Come la civiltà della tecnica fa perno sul primato del soggetto, così i primi pensatori greci avevano un’intuizione del mondo totalmente desoggettivizzata. Il mondo che rimbalza dalla posizione che fa centro sul soggetto è considerato oggetto e questo, ad avviso di Heidegger, è un errore, uno sviamento. Il mondo non è oggetto e non è neanche mondo nel senso della metafisica, ovvero non è la totalità degli oggetti.

Ciò che è, – tὰ πάντα, tὰ ἐόντα – per dirla con i nomi usati dai primi filosofi greci, è semplicemente «essere», un «aprirsi» che chiama l’uomo ed esige che egli si lasci tenere in esso. Lo spogliarsi della ybris antropocentrica e la desoggettivizzazione non si traduce quindi nella riduzione dell’uomo a oggetto. Non ci sono oggetti per i primi greci; nella φύσις‚ non ci sono oggetti, non sono tali né le cose né le piante né gli uomini.

Non è facile recuperare la forma in cui comprendere un orizzonte nel quale non ci siano né soggetti né oggetti.

Un’età completamente scevra dallo spirito della tecnica potrebbe sembrare una sorta di illud tempus paradisiaco, un puro mito, un’età dell’abbondanza spontanea e del disinteresse pago di sé. Potrebbe sembrare qualcosa di simile alle sfere descritte da Lévy-Bruhl o sognate da Gauguin, ad esempio; ma Heidegger non ha niente a che vedere con le correnti affascinate dal «selvaggio», dal primitivo, dall’esotico.

L’Occidente sviato e costruito sul perno soggetto-oggetto non si limita all’Occidente geografico, e l’Oriente geografico non è esente dal destino della tecnica a nessun livello. Il destino della tecnica è planetario.

Per trovare l’uscita da questo avvolgente destino bisognerebbe tornare sui propri passi fino al punto in cui in Occidente, in Europa, in Grecia, nel punto in cui inizia l’Occidente attuale, è stato imboccato il ramo sbagliato del bivio.

Tuttavia, provando a fare uno sforzo di immaginazione, che cosa resta se togliamo il soggetto, non solo il primato del soggetto, ma il soggetto stesso? Togliere il soggetto non vuole dire togliere l’uomo bensì fare riemergere un rapporto dimenticato dell’uomo con l’orizzonte degli ἐόντα.

La proposta di Heidegger è di prepararsi a concludere la secolare parabola della ύβρις, di prepararsi ad uscire dall’universo della ύβρις‚ che ha occupato il pianeta.
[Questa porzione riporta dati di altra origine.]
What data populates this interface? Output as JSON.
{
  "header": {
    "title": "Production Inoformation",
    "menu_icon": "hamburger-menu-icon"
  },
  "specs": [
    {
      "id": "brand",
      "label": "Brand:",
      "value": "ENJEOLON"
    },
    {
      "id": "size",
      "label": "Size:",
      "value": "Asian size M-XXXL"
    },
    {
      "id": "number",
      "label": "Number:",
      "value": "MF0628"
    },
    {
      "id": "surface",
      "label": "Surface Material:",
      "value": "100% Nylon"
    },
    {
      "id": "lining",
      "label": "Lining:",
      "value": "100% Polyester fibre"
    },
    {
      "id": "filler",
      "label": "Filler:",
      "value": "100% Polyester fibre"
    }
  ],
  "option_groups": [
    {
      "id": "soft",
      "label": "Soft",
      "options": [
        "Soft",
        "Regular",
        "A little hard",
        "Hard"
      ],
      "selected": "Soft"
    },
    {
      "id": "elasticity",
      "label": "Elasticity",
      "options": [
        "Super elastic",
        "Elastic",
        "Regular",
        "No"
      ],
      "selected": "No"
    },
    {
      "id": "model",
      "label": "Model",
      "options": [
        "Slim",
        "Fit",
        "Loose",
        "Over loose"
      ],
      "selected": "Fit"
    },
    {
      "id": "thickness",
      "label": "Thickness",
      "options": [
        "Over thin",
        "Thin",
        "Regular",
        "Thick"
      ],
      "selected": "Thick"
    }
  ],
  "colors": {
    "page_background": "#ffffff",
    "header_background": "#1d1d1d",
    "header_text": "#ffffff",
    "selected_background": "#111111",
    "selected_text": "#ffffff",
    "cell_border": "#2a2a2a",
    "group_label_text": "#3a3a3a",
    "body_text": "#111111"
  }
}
Per uscire da questo universo dominante non serve una svolta etica, una svolta che dovrebbe fare appello al soggetto, se ne esce invece per l’avvento di un salvatore più alto dell’uomo perché l’uomo è oramai ingabbiato in un destino dal quale non può liberarsi per sua volontà e nel quale, facendo leva sulla volontà, si avvolgerebbe sempre di più.
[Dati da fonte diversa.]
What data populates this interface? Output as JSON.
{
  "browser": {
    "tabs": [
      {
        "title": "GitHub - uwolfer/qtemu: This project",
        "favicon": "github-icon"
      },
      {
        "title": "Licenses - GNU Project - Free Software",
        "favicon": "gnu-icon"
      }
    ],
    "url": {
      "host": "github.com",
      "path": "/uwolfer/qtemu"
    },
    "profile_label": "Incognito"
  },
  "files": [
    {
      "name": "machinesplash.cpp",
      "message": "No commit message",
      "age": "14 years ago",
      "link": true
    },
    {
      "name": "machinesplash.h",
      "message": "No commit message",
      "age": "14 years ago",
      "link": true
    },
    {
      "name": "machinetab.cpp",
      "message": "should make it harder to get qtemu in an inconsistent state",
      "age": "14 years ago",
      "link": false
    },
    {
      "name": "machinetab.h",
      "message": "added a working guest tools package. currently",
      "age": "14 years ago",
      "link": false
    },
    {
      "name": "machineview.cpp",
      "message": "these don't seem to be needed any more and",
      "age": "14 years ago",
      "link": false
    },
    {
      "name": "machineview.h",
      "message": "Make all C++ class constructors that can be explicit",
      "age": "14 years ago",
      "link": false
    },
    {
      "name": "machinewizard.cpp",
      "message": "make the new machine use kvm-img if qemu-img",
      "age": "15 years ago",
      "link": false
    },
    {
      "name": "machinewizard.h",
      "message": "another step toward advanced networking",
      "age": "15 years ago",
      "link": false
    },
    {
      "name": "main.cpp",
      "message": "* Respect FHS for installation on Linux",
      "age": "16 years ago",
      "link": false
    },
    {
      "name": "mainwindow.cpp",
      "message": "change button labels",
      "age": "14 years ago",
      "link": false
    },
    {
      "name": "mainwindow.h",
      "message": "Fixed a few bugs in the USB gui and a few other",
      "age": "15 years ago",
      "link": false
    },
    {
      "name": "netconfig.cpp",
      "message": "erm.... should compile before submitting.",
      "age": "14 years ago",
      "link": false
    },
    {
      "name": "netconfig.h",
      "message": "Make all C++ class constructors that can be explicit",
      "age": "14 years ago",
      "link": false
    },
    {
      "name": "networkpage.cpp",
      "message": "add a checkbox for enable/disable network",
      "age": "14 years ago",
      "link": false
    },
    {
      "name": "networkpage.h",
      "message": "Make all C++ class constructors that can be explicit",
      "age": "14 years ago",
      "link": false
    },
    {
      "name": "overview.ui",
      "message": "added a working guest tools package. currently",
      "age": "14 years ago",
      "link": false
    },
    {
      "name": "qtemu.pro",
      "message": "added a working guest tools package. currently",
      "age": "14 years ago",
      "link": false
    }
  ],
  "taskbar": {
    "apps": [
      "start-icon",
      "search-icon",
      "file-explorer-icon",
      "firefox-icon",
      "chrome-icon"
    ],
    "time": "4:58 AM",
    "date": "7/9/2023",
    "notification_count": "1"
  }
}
In altri termini, il pensiero di Heidegger solleva il tema e il problema del ciclo. Ora, il problema del ciclo è precisamente il problema del rapporto tra essere e tempo. Se ne conclude che Heidegger non ha fatto nessuna svolta effettiva negli anni 30, nessuna Kehre, egli ha girato attorno allo stesso pensiero senza mai mollare gli ormeggi.

Heidegger non pensa che si possa uscire dal tempo per la ragione che il tempo non è altro che il presentarsi dell’eterno. E, quanto all’eterno, evidentemente non è materia di decisione se starci o non starci. Se mai fosse possibile, si potrebbe unicamente decidere «come» starci. Sennonchè perfino il «come» è deciso altrove.

Ne consegue che c’è un solo modo di vivere a fondo la propria vita: scoprire il senso della decisione presa altrove.